5) How do I tune speed vs. accuracy?

Adjust the flexible thinking budget. Use low budgets for fast, easy actions and higher budgets for delicate moves or long-horizon tasks. (See: Developers blog)

6) What safety measures are included?

Improved safety filters reduce risky actions. Pair them with robot limits (speed, torque, exclusion zones) and human-in-the-loop checks. (Policy: Responsibly advancing AI & robotics)

7) Can I prototype in simulation first?

Yes. Stream frames from a digital twin to the API, validate plans, then move to hardware. (Docs: Robotics overview)

8) How should I measure success?

Track end-to-end success rate, sub-task success, time-to-first-action, near-misses, safety stops, and human interventions.
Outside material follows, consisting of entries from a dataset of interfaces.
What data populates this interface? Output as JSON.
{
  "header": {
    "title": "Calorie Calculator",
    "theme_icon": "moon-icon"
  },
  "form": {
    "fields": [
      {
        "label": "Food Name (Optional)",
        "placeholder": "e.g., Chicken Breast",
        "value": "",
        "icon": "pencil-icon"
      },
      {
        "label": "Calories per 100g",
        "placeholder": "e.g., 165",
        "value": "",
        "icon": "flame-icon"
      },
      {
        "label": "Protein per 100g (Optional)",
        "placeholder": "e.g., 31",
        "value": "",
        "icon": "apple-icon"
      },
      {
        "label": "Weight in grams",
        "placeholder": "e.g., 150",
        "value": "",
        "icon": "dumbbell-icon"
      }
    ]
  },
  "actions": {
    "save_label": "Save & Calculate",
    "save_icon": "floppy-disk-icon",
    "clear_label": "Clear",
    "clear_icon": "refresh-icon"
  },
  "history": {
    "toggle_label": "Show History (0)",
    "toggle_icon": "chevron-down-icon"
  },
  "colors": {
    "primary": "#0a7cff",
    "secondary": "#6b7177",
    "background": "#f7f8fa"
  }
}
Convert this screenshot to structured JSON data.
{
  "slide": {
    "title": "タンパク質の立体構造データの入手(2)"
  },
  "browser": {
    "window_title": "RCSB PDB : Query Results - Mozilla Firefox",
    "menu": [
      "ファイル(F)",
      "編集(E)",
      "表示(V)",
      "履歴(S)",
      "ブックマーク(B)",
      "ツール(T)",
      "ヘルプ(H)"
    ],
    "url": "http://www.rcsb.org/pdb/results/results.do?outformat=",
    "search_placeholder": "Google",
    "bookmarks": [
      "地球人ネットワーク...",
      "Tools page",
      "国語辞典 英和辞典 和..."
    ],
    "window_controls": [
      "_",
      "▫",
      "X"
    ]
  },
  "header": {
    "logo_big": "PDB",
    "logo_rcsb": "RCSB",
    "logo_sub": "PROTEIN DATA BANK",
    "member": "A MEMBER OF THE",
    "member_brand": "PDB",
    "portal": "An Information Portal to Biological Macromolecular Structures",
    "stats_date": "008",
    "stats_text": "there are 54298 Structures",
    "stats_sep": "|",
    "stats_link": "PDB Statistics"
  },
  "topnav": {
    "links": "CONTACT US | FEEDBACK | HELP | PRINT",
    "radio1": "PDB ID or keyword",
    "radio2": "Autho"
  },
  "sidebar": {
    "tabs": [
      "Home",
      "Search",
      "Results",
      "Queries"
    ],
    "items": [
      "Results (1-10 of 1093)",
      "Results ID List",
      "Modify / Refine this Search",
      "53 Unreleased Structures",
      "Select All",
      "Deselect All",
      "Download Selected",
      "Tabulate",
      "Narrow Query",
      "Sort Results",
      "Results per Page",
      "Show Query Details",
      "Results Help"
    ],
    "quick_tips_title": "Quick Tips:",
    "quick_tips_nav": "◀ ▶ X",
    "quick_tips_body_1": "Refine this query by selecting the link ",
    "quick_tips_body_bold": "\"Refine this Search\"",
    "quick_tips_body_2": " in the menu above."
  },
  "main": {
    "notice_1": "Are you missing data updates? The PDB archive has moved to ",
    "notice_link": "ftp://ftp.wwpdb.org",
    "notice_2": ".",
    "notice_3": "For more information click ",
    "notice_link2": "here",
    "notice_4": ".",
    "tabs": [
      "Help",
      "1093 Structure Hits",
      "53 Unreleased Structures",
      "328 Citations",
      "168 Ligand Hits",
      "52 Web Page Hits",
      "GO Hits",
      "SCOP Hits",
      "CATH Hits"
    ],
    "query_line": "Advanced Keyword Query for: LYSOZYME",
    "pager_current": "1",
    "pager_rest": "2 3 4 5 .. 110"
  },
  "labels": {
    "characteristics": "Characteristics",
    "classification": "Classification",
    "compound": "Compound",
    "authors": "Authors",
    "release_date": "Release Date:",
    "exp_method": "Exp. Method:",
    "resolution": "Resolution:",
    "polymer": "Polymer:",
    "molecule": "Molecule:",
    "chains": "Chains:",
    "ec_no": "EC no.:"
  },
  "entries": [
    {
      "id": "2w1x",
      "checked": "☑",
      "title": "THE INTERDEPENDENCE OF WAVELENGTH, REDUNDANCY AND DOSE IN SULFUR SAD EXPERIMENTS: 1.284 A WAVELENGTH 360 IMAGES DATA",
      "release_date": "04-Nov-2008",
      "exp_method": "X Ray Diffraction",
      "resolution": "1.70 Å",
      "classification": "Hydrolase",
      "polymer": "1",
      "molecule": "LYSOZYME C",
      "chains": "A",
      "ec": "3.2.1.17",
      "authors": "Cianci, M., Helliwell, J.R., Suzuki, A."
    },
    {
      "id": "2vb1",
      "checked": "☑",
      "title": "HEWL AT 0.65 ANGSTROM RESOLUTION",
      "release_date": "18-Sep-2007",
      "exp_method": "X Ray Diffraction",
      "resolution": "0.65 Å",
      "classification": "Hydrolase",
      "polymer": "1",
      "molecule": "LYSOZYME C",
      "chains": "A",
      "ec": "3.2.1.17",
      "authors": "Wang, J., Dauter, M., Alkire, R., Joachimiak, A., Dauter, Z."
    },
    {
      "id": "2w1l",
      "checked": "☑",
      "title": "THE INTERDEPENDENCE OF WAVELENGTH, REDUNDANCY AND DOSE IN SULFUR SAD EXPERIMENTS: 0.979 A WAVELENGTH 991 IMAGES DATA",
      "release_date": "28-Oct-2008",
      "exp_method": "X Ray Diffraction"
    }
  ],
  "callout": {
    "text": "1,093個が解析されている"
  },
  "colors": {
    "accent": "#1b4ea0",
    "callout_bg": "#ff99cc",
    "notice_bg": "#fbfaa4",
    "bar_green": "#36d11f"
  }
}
9) Does it replace my motion planner?

No. Think of it as the high-level brain. It labels, reasons, and proposes steps; your motion planner executes trajectories and dynamics.

10) What types of tasks benefit most?

Cluttered pick-and-place, sorting, resets, and multi-step chores where agentic behavior in robots and precise 2D points pay off.

11) How is it different from a general LLM?

It's tuned for robots: fuses vision, language, and planning; supports robot vision and labeling; provides safety-aware outputs; and integrates with robot stacks. (See: DeepMind blog)

12) What's a good first project?

A kitchen demo with 3–5 objects: label, point, pick, place. Add clutter, then add motion. Log everything. Scale to bin-picking or cleaning once metrics are stable.